I was recently asked to investigate my team’s automated daily test cases. It was taking more than 24 hours to execute our “daily” test run. My job was to find why the tests were taking so long to complete, and speed them up when possible. In the process, an important lesson was reinforced: we should look to real, live customer data to guide our test planning.
I had several ideas to speed up our test passes. My highest priority was to find and address the test cases that took the longest to run. I sorted the tests by run-time, and discovered the slowest test case took over an hour to run. I tackled this first, as it would give me the biggest “bang for the buck”.
The test validated a function that took two input parameters. It iterated through each possible input combination, verifying the result. The code looked like this:
for setting1 = 1 to 5 { for setting2 = 0 to 5 { validate(setting1, setting2); } }
The validate function took two minutes to execute. Since it was called thirty times, the test case took an hour to complete. I first tried to improve the performance of the validate function, but the best I could do was shave a few seconds off its run-time.
My next thought was whether we really needed to test all 30 input combinations. I requested access to the live production data for these fields. I found just two setting combinations accounted for 97% of the two million production scenarios; four combinations accounted for almost 99%. Many of the combinations we were testing never occurred at all “in the real world.”
Most Common Data Combinations
setting1 | setting2 | % of Production Data |
5 | 5 | 73% |
1 | 5 | 24% |
1 | 0 | .9% |
2 | 1 | .8% |
2 | 5 | .7% |
3 | 5 | .21% |
1 | 1 | .2% |
3 | 0 | .1% |
4 | 0 | .09% |
I reasoned that whatever change I made to this test case, the two most common combinations must always be tested. Executing just these two would test almost all the production scenarios, and the run-time would be cut to only four minutes. But notice that the top two combinations both have a setting2 value of 5. Validating just these two combinations would leave a huge hole in our test coverage.
I considered testing only the nine combinations found in production. This would guarantee we tested all the two million production scenarios, and our run-time would be cut from one hour to 18 minutes. The problem with this solution is that if a new combination occurred in production in the future, we wouldn’t have a test case for it; and if there was a bug, we wouldn’t know about it until it was too late.
Another possible strategy would be to split this test into multiple test cases, and use priorities to run the more common scenarios more often. For example, the two most common scenarios could be classified as P1, the next seven P2, and the rest P3. We would then configure our test passes to execute the P1s daily, the P2s weekly, and the P3s monthly.

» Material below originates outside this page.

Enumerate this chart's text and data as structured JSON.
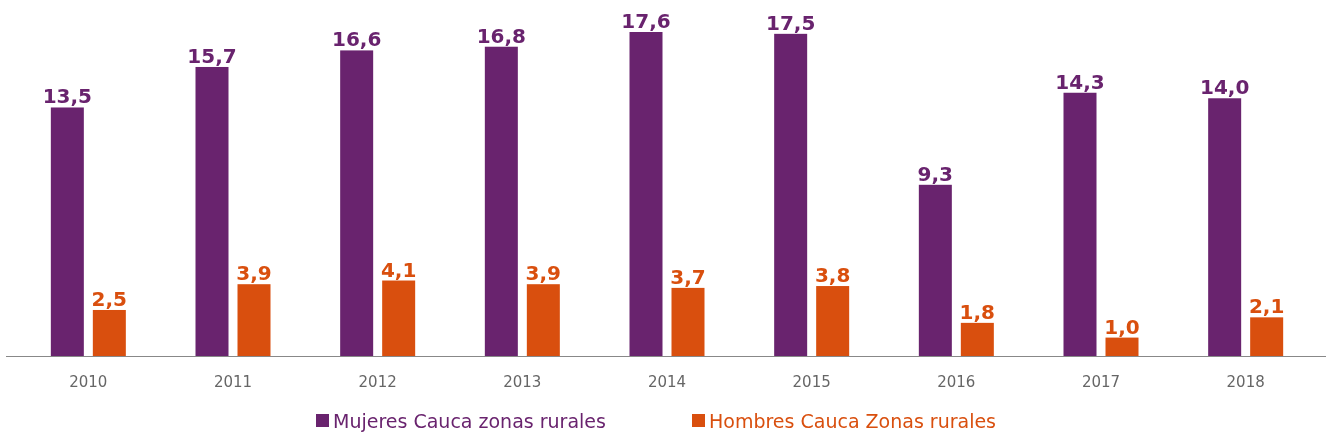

The solution I decided on, however, was to keep it as one test case and always validate the two most common combinations as well as three other, randomly generated, combinations. This solution guaranteed we test at least 97% of the live production scenarios each night. All thirty combinations would be tested, on average, every 10 days–more often than the “priority” strategy I had considered. The solution reduced the test’s run-time from over an hour to about 10 minutes. The entire project was a success as well; we reduced the test pass run-time from 27 hours to less than 8 hours.
You may be thinking, I could have used pairwise testing to reduce the number of combinations I executed. Unfortunately, pairwise doesn’t help when you only have two input parameters. This strategy ensures each pair of parameters are validated, so the total number of combinations tested would have remained at thirty.
In hindsight, I think I could have been smarter about the random combinations I tested. For example, I could have ensured I generated at least one test case for each possible value of setting1 and setting2.
I also could have associated a “weight” with each combination based on how often it occurred in production. Settings would still be randomly chosen, but the most common ones would have a better chance of being generated. I would just have to be careful to assign some weight to those combinations that never appear in production; this would make sure all combinations are eventually tested. I think I’ll use this strategy the next time I run into a similar situation.
Filed under: Coding Tips, Test Planning | Tagged: Pair-wise Testing, Test Case Priority, Test Planning |
This is a great example of increasing efficiency in automation. I’ve used a simliar technique for testing Office files that are sent through email. We found that 99% of attachments in email were of 4 types, and some were never sent. Well written , nice job!